Take j, k, and l, all constants. Let k = change. Now let j and l vary and we must concede that the only constant is…
Life is full of change. There’s the whole ageing thing, if we’re lucky, from baby to toddler to kid to tween and so on and so forth. We change clothes, change our diet and our hairstyle, our jobs. There’s technological change, social change, political change (or at least pivots). We change our mind. In science we change our ideas about the way the world is, based on careful evaluation of the weight of evidence and argument.
Sorry, I almost dropped the laptop in a fit of laughter.
Change is so absolutely ubiquitous that even after going through it all we still have spare change leftover.
The temperature record over the last 100 years provides stark evidence of change, beautifully illustrated in plots like the one shown above by Ed Hawkins. Looking at the whole plot, the change is unmistakeable. But what if your data doesn’t go back that far? Would you say temperature has changed in the last three years? The last seven? What if we time travel back to around 1935? There was a huge spike in temperature that may have led some to believe (temporarily erroneously, perhaps) that temperatures had changed. How can we tell?
To tell if there is change, we need a baseline. We must define normal, regular, typical, so that we can detect a departure from it. By convention, meteorologists often use a 30 year period to define normal weather. This means that you pick a continuous group of 30 bars from the plot above - from 1961 to 1990 for example - and use that as your measuring stick for any of the other years.
The first thing you will notice is that there is change within your 30 year baseline! Any 30 year period will contain quite a bit of year to year variability in temperatures. But we can take the mean, and maybe some other statistics like median, minimum, maximum and so on and we now have some handy reference points when new data rolls in. When we say that last year’s temperature was below average, we mean it was below the average of our 30 year baseline period. More likely, when we say that last year was unusually extreme, we mean that the very hottest days last year tended to be hotter than the very hottest days over that 30 year baseline period.
As you may have guessed, having a baseline comes in handy when talking about climate change. When you hear people talking about 1.5 degrees and 2 degrees of warming occurring under certain emissions scenarios, they are referring to an increase compared to a baseline period. You might like to ask your friendly neighbourhood climate scientist what this period is the next time you hear such talk.
So what about when we talk about future fire? If we say that fire will change (as it surely will) then what is it changing from? To answer that question we’ll need a baseline! What would a suitable baseline for fire be - 30 years? Maybe a bit longer?
But that brings up an even thornier question.

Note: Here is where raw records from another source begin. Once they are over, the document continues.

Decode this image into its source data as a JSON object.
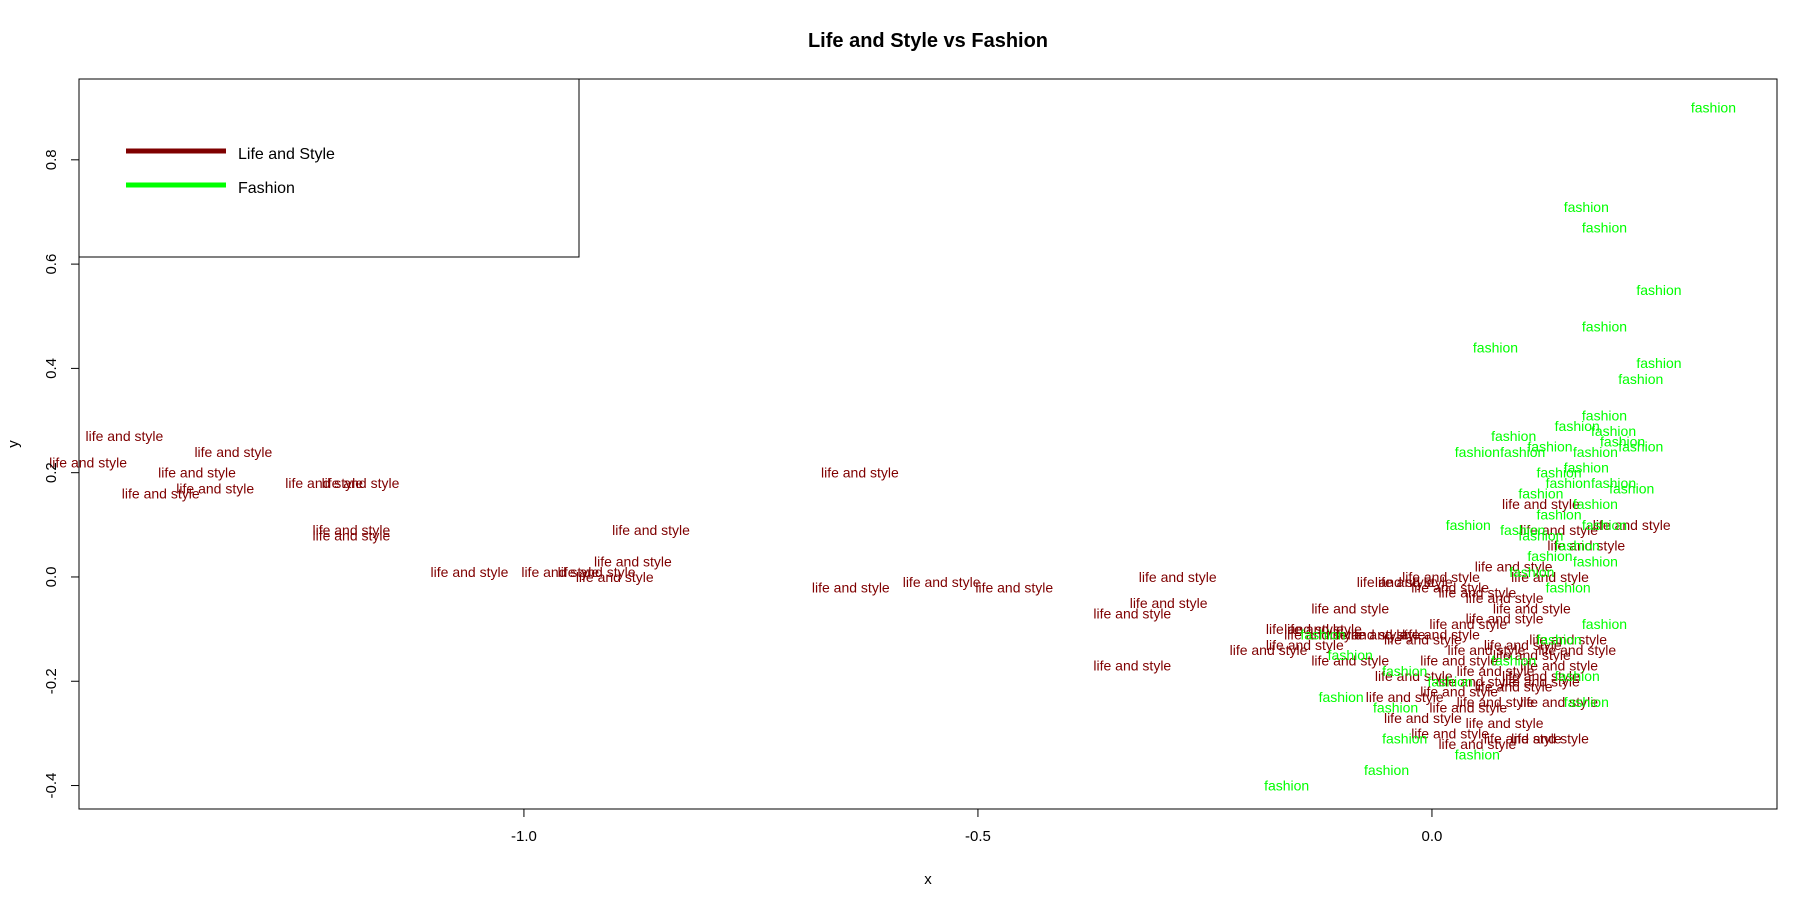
{
  "chart_data": {
    "type": "scatter",
    "title": "Life and Style vs Fashion",
    "xlabel": "x",
    "ylabel": "y",
    "xlim": [
      -1.49,
      0.38
    ],
    "ylim": [
      -0.445,
      0.955
    ],
    "xticks": [
      "-1.0",
      "-0.5",
      "0.0"
    ],
    "xtick_values": [
      -1.0,
      -0.5,
      0.0
    ],
    "yticks": [
      "-0.4",
      "-0.2",
      "0.0",
      "0.2",
      "0.4",
      "0.6",
      "0.8"
    ],
    "ytick_values": [
      -0.4,
      -0.2,
      0.0,
      0.2,
      0.4,
      0.6,
      0.8
    ],
    "grid": false,
    "legend_position": "top-left",
    "legend": [
      {
        "name": "Life and Style",
        "color": "#7f0000"
      },
      {
        "name": "Fashion",
        "color": "#00ff00"
      }
    ],
    "series": [
      {
        "name": "Life and Style",
        "point_label": "life and style",
        "color": "#7f0000",
        "points": [
          [
            -1.44,
            0.27
          ],
          [
            -1.48,
            0.22
          ],
          [
            -1.32,
            0.24
          ],
          [
            -1.36,
            0.2
          ],
          [
            -1.34,
            0.17
          ],
          [
            -1.4,
            0.16
          ],
          [
            -1.22,
            0.18
          ],
          [
            -1.18,
            0.18
          ],
          [
            -1.19,
            0.09
          ],
          [
            -1.19,
            0.08
          ],
          [
            -1.06,
            0.01
          ],
          [
            -0.96,
            0.01
          ],
          [
            -0.92,
            0.01
          ],
          [
            -0.9,
            0.0
          ],
          [
            -0.88,
            0.03
          ],
          [
            -0.86,
            0.09
          ],
          [
            -0.63,
            0.2
          ],
          [
            -0.64,
            -0.02
          ],
          [
            -0.54,
            -0.01
          ],
          [
            -0.46,
            -0.02
          ],
          [
            -0.28,
            0.0
          ],
          [
            -0.29,
            -0.05
          ],
          [
            -0.33,
            -0.07
          ],
          [
            -0.33,
            -0.17
          ],
          [
            -0.18,
            -0.14
          ],
          [
            -0.14,
            -0.13
          ],
          [
            -0.12,
            -0.11
          ],
          [
            -0.09,
            -0.06
          ],
          [
            -0.12,
            -0.1
          ],
          [
            -0.09,
            -0.16
          ],
          [
            -0.14,
            -0.1
          ],
          [
            -0.02,
            -0.01
          ],
          [
            -0.04,
            -0.01
          ],
          [
            0.01,
            0.0
          ],
          [
            0.02,
            -0.02
          ],
          [
            0.05,
            -0.03
          ],
          [
            0.08,
            -0.04
          ],
          [
            0.12,
            0.14
          ],
          [
            0.14,
            0.09
          ],
          [
            0.22,
            0.1
          ],
          [
            0.17,
            0.06
          ],
          [
            0.13,
            0.0
          ],
          [
            0.09,
            0.02
          ],
          [
            0.11,
            -0.06
          ],
          [
            -0.05,
            -0.11
          ],
          [
            -0.02,
            -0.19
          ],
          [
            -0.03,
            -0.23
          ],
          [
            -0.01,
            -0.27
          ],
          [
            0.02,
            -0.3
          ],
          [
            0.05,
            -0.32
          ],
          [
            0.1,
            -0.31
          ],
          [
            0.13,
            -0.31
          ],
          [
            0.08,
            -0.28
          ],
          [
            0.04,
            -0.25
          ],
          [
            0.07,
            -0.24
          ],
          [
            0.09,
            -0.21
          ],
          [
            0.12,
            -0.2
          ],
          [
            0.14,
            -0.17
          ],
          [
            0.03,
            -0.16
          ],
          [
            0.06,
            -0.14
          ],
          [
            0.1,
            -0.13
          ],
          [
            0.15,
            -0.12
          ],
          [
            0.11,
            -0.15
          ],
          [
            0.01,
            -0.11
          ],
          [
            -0.01,
            -0.12
          ],
          [
            0.04,
            -0.09
          ],
          [
            0.08,
            -0.08
          ],
          [
            0.12,
            -0.19
          ],
          [
            0.07,
            -0.18
          ],
          [
            0.14,
            -0.24
          ],
          [
            0.05,
            -0.2
          ],
          [
            0.16,
            -0.14
          ],
          [
            -0.07,
            -0.11
          ],
          [
            0.03,
            -0.22
          ]
        ]
      },
      {
        "name": "Fashion",
        "point_label": "fashion",
        "color": "#00ff00",
        "points": [
          [
            0.31,
            0.9
          ],
          [
            0.17,
            0.71
          ],
          [
            0.19,
            0.67
          ],
          [
            0.25,
            0.55
          ],
          [
            0.19,
            0.48
          ],
          [
            0.07,
            0.44
          ],
          [
            0.25,
            0.41
          ],
          [
            0.23,
            0.38
          ],
          [
            0.09,
            0.27
          ],
          [
            0.05,
            0.24
          ],
          [
            0.1,
            0.24
          ],
          [
            0.13,
            0.25
          ],
          [
            0.16,
            0.29
          ],
          [
            0.19,
            0.31
          ],
          [
            0.2,
            0.28
          ],
          [
            0.21,
            0.26
          ],
          [
            0.18,
            0.24
          ],
          [
            0.23,
            0.25
          ],
          [
            0.14,
            0.2
          ],
          [
            0.17,
            0.21
          ],
          [
            0.2,
            0.18
          ],
          [
            0.15,
            0.18
          ],
          [
            0.12,
            0.16
          ],
          [
            0.18,
            0.14
          ],
          [
            0.14,
            0.12
          ],
          [
            0.22,
            0.17
          ],
          [
            0.19,
            0.1
          ],
          [
            0.04,
            0.1
          ],
          [
            0.1,
            0.09
          ],
          [
            0.12,
            0.08
          ],
          [
            0.16,
            0.06
          ],
          [
            0.13,
            0.04
          ],
          [
            0.18,
            0.03
          ],
          [
            0.11,
            0.01
          ],
          [
            0.15,
            -0.02
          ],
          [
            0.19,
            -0.09
          ],
          [
            0.14,
            -0.12
          ],
          [
            0.16,
            -0.19
          ],
          [
            0.17,
            -0.24
          ],
          [
            -0.1,
            -0.23
          ],
          [
            -0.04,
            -0.25
          ],
          [
            -0.09,
            -0.15
          ],
          [
            -0.03,
            -0.18
          ],
          [
            0.02,
            -0.2
          ],
          [
            -0.03,
            -0.31
          ],
          [
            -0.05,
            -0.37
          ],
          [
            -0.16,
            -0.4
          ],
          [
            0.05,
            -0.34
          ],
          [
            -0.12,
            -0.11
          ],
          [
            0.09,
            -0.16
          ]
        ]
      }
    ]
  }
}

What the blazes do we even mean by fire? Luckily, we have a few great starting places. The first is the fire regime. Allow me to quote from a rookie scientist:
The [fire regime] concept has evolved since its introduction and now generally includes the prevailing timing (frequency and seasonality), size, severity and type (ground, surface, crown) of fires at a given location. Fire regimes vary greatly among ecosystems; it has been said that there are no fire adapted species per se, rather there are species adapted to specific fire regimes (Pausas and Keeley 2009).
So a fire regime is what counts for normal in a particular fire prone landscape. If we want to check whether fire has changed, or is changing, or will change, we can just establish a baseline for the different parameters of the fire regime:
fire frequency;
fire seasonality;
fire size;
fire severity and
fire type,
and check whether we are outside the envelope of this baseline. As it turns out, this is quite hard to do! We have a good idea about many of these regime facets, but surprisingly little hard data, particularly at the kinds of spatial and temporal resolution that climatologists are used to. I’m not sure we even have agreement about what a suitable baseline period is. It would depend on the fire regime.
The passage above goes on to note that “variation in contemporary fire regimes can be traced to a large extent to variation in four drivers of bushfire incidence”. These are the four switches, which we covered in a previous post. They’d also make very handy variables for which to set up a baseline and check whether there’s been any change. This has been done a fair bit for fire weather (even I’ve had a crack), but not so much for ignitions, fuel moisture or fuel load.
I have no intention of stopping my efforts to predict the future of fire and how we will thrive alongside it, but at the same time, there is plenty of important work to do in characterising fire as it stands today and building up that all important baseline.
Nice figure
Ok, the figure’s terrible, but the data is something else. I have been looking at the weather conditions during Black Summer and this plot from Inverell Research Station jumped out. Over the last 20 years or so there have been a handful of days with both an extremely high maximum fire danger rating and an extremely high minimum fire danger rating. The 2019-20 season blew the previous years out of the water.